I have been trying to solve a problem where OP seeks Integer roots to cubic equation. There are similar problems ( see 1, 2, 3, 4, 5, 6, 7) in this forum.

To solve the general cubic$$x^3+ax^2+bx+c=0\tag{i}$$, Remove the $ax^2$ term by substituting $x=\dfrac {y-a}3$. Let the transformed equation be$$y^3+py+q=0\tag{ii}$$,we get a root as

$$y=\left(-\frac q2+\sqrt{\frac {q^2}4+\frac {p^3}{27}}\right)^{\frac 13}+\left(-\frac q2-\sqrt{\frac {q^2}4+\frac {p^3}{27}}\right)^{\frac 13}\tag{iii}$$

If the the root is integer then the surds $\sqrt{\frac {q^2}4+\frac {p^3}{27}}$, and $\left(-\frac q2-\sqrt{\frac {q^2}4+\frac {p^3}{27}}\right)^{\frac 13}$ has to be integer. If $\sqrt{\frac {q^2}4+\frac {p^3}{27}}$ is integer we can write, $\sqrt{\frac {q^2}4+\frac {p^3}{27}}=c \implies \frac {q^2}4+\frac {p^3}{27}=c^2$. Now, from this post we know, that if $p/3=n$ and $q=n(n-1)$ then $\sqrt{\frac {q^2}4+\frac {p^3}{27}}$ is an integer, then we get-

$$y=n^{\frac13}-(n^2)^{\frac13}$$

If we substitute $n=n_1^3$, then we get, $y=n_1-n_1^2$, which is a negative number.
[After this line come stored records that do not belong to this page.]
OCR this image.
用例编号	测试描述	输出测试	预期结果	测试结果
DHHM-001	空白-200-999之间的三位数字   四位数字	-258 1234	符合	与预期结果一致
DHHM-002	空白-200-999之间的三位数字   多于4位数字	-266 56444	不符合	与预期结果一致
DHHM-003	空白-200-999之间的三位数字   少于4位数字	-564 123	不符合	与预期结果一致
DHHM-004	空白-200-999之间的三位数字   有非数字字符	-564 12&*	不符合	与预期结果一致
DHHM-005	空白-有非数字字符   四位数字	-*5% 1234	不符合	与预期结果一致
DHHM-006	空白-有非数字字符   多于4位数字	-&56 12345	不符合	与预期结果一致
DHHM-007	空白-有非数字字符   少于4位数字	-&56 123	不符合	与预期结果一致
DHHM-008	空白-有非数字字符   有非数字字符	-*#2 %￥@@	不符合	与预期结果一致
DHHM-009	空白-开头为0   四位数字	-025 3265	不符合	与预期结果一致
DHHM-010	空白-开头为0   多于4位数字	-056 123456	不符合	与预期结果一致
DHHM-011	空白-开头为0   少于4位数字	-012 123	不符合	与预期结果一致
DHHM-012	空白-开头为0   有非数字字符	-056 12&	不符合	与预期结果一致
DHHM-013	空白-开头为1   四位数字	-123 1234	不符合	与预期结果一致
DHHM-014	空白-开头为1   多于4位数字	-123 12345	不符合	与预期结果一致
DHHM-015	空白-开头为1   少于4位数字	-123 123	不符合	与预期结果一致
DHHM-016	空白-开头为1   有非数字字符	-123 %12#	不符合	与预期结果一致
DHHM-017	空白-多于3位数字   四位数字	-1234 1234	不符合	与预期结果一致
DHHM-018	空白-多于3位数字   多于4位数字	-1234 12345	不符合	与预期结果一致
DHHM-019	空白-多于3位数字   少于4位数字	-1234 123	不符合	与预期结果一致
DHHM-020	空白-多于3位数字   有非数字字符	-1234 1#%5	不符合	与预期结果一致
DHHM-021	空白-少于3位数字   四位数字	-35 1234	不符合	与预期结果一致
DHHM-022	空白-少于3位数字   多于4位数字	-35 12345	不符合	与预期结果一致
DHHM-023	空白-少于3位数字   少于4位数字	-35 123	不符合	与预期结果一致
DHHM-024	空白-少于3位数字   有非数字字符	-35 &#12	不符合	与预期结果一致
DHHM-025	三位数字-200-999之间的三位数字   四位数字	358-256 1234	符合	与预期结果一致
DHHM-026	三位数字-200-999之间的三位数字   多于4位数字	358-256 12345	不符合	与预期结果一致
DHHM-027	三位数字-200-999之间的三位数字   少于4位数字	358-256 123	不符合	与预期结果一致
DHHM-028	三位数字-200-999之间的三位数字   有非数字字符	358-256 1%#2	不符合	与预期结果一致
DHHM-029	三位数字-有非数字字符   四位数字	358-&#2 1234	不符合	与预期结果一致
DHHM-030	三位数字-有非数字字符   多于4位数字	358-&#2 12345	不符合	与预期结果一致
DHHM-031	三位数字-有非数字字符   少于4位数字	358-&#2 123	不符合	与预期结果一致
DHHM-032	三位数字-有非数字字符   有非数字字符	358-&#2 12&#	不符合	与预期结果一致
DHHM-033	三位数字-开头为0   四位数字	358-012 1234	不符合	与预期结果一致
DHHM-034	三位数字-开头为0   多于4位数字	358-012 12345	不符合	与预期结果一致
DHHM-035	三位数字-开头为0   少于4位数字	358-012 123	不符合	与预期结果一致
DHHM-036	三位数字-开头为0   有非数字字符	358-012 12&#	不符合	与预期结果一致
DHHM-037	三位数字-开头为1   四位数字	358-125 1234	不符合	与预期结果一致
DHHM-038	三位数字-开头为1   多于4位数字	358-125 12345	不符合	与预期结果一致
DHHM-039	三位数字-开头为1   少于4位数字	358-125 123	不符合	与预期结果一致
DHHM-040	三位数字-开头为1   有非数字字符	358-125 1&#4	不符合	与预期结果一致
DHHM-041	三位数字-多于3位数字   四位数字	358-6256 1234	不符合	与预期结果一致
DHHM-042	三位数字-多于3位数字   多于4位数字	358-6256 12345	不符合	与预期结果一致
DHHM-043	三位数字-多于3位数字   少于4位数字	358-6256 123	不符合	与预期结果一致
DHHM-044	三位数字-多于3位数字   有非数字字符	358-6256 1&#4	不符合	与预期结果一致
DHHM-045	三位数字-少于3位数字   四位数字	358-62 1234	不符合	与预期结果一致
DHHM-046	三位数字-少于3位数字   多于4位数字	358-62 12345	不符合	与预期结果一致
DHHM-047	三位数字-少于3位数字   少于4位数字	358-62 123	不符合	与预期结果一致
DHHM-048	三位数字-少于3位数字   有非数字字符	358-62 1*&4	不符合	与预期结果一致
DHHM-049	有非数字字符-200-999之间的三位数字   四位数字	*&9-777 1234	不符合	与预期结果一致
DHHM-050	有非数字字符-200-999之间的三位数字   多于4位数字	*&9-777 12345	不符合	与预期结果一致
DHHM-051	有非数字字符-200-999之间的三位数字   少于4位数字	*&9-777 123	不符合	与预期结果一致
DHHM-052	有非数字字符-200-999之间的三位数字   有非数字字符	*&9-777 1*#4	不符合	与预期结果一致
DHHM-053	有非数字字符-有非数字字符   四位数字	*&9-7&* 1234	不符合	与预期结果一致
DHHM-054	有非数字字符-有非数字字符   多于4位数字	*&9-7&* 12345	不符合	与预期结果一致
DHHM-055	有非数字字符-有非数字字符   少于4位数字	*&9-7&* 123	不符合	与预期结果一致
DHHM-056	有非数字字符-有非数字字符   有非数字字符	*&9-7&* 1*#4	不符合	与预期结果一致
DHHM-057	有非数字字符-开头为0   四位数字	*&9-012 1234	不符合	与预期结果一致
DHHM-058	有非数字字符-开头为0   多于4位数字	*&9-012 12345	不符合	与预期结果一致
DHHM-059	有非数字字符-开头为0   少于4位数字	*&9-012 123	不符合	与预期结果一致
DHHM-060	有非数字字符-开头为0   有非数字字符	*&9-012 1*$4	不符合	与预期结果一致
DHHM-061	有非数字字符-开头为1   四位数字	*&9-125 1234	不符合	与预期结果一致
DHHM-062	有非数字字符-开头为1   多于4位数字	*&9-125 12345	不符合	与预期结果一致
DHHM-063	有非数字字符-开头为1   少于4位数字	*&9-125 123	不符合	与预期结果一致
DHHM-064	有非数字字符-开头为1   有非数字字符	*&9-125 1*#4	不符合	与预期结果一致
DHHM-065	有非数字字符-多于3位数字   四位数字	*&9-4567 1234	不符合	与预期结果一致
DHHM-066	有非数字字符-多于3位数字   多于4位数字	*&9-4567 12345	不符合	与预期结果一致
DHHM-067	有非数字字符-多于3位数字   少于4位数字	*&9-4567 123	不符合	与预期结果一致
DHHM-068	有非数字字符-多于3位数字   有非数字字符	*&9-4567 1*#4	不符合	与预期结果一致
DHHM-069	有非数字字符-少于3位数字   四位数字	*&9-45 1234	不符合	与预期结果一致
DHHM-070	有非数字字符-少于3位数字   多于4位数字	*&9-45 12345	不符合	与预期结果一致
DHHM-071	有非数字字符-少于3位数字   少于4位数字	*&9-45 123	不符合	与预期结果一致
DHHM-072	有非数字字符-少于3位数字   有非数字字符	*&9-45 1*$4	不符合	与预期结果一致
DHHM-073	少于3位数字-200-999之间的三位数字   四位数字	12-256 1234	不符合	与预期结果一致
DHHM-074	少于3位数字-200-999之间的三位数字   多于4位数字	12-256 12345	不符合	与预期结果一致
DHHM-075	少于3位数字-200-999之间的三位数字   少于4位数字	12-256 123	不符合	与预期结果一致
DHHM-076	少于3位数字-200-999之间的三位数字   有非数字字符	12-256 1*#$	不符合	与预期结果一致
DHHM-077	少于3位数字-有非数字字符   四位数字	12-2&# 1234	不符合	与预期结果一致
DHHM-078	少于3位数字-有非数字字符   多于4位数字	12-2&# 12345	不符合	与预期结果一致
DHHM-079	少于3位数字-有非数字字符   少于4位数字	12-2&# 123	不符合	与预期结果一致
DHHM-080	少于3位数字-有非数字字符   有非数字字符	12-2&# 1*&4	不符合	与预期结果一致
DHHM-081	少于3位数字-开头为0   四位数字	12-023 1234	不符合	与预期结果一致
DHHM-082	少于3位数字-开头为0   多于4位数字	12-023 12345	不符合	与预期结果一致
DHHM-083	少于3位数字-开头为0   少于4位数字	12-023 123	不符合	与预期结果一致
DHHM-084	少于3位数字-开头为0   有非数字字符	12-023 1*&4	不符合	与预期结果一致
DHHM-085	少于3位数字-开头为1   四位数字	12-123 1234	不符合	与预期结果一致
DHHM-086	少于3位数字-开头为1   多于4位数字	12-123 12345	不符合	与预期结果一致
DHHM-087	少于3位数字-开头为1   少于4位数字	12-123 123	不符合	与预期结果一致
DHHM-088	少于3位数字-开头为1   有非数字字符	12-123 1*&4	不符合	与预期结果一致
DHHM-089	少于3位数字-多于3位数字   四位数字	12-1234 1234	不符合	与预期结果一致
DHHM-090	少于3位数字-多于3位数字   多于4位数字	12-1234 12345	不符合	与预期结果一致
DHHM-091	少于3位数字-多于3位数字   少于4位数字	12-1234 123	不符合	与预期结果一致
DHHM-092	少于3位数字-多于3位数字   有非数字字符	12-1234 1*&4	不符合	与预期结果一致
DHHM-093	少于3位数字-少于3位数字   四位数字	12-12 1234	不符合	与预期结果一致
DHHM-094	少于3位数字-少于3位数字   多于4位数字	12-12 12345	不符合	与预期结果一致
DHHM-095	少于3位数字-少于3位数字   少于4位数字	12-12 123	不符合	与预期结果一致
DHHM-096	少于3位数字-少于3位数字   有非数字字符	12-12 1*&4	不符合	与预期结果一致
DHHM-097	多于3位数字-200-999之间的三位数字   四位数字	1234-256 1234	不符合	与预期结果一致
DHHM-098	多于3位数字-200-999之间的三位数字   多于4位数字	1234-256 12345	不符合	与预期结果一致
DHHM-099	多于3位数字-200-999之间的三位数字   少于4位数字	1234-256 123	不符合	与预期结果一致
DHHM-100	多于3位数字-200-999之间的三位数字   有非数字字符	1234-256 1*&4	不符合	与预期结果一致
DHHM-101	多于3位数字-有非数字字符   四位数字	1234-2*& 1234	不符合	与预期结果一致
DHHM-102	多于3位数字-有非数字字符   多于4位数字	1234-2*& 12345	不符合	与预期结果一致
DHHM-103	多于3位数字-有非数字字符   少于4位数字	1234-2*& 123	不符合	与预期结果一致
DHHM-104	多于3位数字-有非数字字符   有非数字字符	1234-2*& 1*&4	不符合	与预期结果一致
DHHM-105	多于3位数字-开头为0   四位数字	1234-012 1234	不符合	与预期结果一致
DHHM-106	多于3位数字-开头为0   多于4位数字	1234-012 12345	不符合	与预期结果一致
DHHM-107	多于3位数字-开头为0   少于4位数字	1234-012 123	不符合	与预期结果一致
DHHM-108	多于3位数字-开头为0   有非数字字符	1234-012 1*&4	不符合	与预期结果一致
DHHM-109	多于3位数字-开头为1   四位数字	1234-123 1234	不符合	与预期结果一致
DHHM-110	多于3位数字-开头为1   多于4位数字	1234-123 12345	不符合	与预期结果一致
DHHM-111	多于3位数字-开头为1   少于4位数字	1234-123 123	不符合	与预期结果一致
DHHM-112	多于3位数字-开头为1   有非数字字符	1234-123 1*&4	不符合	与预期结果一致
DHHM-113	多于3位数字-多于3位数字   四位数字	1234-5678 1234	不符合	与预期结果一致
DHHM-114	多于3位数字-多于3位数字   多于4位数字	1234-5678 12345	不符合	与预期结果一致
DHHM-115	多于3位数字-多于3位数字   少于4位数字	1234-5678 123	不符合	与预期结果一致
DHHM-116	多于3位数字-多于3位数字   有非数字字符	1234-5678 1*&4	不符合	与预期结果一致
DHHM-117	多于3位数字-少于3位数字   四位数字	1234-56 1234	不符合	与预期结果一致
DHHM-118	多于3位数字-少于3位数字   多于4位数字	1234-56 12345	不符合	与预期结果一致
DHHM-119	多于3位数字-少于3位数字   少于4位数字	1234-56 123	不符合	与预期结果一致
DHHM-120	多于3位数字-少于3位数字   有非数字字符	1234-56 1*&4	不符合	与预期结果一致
Is it a correct solution? Is the integer solution of a cubic always negative? This seems not to be true, but then what am I missing?

If this solution is correct but gives some integer solution, then , how we get all the integer solutions of cubic putting constrain on $p,q$ like $p/3=n$ and $q=n(n-1)$? Note, $p, q$ are nonzero.

Answer 1

1. "If the root is integer, then the surds... has to be integer" This is not correct. The irrational parts could cancel out, leaving an integer. Try $p=0$, $q=-1$.

2. The case $p/3 = n$ and $q = n(n-1)$ considered in the other post is not representative of all cubics, only that particular family of cubics. So I don't see how you can draw the conclusion "integer solution of a cubic [is] always negative."

Answer 2

It is clearly untrue as the cubic equation $x^3=0$ has a nonnegative integral root. In general, for any three integers $a$, $b$ and $c$ with $c\geq0$ the cubic equation $$(x^2+ax+b)(x-c)=0,$$ has a nonnegative integral root. As noted in Andrews answer, your argument fails when you claim that the surds must be integers; the two algebraic numbers $$\left\{-\frac q2+\sqrt{\frac {q^2}4+\frac {p^3}{27}}\right\}^{\frac 13} \qquad\text{ and }\qquad\left\{-\frac q2-\sqrt{\frac {q^2}4+\frac {p^3}{27}}\right\}^{\frac 13},$$ can very well both be irrational and still sum to an integer.

To find integral roots of rational cubic equations, the rational root theorem is very effective in determining whether an integral solution exists. As far as I know, there is no algebraic invariant of the cubic that determines whether the cubic has an integral root.